The Times isn’t the only publication connecting “militants” in Libya to the siege of a natural gas field in Algeria that resulted in a hostage crisis.

Agence France Presse reports that “[m]ilitants who seized an Algerian gas plant before they were killed in a bloodbath received logistical aid from Islamists in Libya.” The AFP says its source is “close to hardline Islamist groups in Libya,” but “did not specify the exact nature of such aid.”

But then there is this: “International media groups, including AFP, were able to get from Islamist circles based in eastern Libya telephone numbers of the kidnappers as they last Wednesday overran the In Amenas gas plant in the deep Algerian desert.”

What should we make of these two reports? It is still early, and the details need to be verified. But here some is some elaboration, albeit somewhat speculative.

First, some journalists and their friends in the U.S. intelligence community have tried to spin the Benghazi attack as the work of local actors who are not part of a “global jihad.” For instance, the New York Times played this game in mid-October when it said that one of the groups suspected of taking part in the assault, Ansar al Sharia, “share[s] Al Qaeda’s puritanism and militancy,” but “operate[s] independently and focus[es] only on Libya rather than on a global jihad against the West.”  (Never mind that members of the group are thought to have helped kill a U.S. ambassador and three other Americans.)

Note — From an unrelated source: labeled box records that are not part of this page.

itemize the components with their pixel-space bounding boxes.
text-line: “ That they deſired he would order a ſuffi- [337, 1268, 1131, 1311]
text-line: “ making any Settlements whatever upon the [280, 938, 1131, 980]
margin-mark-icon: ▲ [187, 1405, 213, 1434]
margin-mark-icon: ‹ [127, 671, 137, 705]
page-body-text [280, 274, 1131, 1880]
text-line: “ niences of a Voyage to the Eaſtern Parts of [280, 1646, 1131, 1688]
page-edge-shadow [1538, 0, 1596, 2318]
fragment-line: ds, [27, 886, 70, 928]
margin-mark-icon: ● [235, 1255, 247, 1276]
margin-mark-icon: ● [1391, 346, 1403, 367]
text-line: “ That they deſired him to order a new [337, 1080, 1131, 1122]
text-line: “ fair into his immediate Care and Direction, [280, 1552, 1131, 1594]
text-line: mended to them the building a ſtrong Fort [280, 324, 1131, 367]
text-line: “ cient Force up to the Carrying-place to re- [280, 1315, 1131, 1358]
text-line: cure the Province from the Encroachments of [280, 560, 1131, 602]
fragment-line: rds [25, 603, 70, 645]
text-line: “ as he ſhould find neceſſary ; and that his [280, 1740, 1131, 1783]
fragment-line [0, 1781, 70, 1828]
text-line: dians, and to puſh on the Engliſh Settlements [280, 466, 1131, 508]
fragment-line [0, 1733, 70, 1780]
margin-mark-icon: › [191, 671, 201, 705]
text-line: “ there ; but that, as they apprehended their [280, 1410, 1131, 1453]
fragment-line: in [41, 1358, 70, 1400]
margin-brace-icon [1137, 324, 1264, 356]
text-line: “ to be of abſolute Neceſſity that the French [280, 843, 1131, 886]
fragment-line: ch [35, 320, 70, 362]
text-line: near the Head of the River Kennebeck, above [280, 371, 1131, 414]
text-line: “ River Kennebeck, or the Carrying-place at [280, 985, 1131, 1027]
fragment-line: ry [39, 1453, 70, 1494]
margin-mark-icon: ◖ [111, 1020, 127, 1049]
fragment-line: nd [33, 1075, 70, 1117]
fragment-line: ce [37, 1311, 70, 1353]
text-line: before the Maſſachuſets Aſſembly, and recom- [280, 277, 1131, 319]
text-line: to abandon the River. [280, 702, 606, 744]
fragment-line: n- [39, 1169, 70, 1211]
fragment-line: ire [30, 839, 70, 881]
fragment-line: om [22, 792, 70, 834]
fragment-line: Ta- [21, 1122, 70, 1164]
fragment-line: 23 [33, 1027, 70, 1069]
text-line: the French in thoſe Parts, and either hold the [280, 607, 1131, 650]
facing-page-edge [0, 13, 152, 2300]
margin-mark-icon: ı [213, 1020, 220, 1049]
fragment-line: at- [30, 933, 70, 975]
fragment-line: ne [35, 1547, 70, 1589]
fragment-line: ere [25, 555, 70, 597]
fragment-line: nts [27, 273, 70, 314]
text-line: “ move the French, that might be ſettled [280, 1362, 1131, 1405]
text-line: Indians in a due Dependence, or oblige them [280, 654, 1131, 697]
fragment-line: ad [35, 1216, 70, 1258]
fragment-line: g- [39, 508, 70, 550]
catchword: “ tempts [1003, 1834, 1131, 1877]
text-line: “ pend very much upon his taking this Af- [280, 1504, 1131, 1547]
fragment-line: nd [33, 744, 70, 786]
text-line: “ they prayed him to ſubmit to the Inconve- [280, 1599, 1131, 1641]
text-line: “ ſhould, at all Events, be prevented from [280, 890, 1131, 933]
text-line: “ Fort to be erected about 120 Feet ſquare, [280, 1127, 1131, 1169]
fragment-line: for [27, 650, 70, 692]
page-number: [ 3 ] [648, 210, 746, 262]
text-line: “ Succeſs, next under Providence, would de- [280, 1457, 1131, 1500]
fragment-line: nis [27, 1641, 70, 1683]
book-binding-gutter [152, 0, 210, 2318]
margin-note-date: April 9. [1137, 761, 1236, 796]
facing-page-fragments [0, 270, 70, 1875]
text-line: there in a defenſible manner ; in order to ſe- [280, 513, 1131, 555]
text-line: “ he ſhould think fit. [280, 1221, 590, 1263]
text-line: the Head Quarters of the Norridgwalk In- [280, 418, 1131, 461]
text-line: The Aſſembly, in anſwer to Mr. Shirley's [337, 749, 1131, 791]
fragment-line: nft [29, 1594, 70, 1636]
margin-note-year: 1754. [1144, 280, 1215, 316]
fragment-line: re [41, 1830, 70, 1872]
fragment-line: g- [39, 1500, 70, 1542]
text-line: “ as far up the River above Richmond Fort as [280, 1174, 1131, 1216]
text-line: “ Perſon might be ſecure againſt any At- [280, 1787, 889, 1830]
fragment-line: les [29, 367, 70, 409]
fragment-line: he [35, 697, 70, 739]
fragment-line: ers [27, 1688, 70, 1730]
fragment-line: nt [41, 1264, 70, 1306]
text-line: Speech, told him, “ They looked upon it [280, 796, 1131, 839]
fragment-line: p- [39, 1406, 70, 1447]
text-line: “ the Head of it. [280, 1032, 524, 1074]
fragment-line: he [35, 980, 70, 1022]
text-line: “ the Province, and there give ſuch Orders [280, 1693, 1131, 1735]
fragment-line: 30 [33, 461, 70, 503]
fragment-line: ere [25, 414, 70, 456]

But now the Times has provided a good reason, in addition to many others, to discount this “It’s All Local” theory. The Times notes, “If confirmed, the link between two of the most brazen assaults in recent memory [in Benghazi and Algeria] would reinforce the transborder character of the jihadist groups now striking across the Sahara.”

Right. We are dealing with an international terrorist network. And that network has numerous ties to al Qaeda.

In reality, there were already many reasons to discount the ‘It’s All Local’ theory. Press reporting indicates that a coalition of jihadist terrorists with ties to Al Qaeda in the Islamic Maghreb, Al Qaeda in Iraq, Ansar al Sharia, and an Egyptian jihadist network lead by a longtime of ally of Ayman al Zawahiri all took part in the Benghazi assault.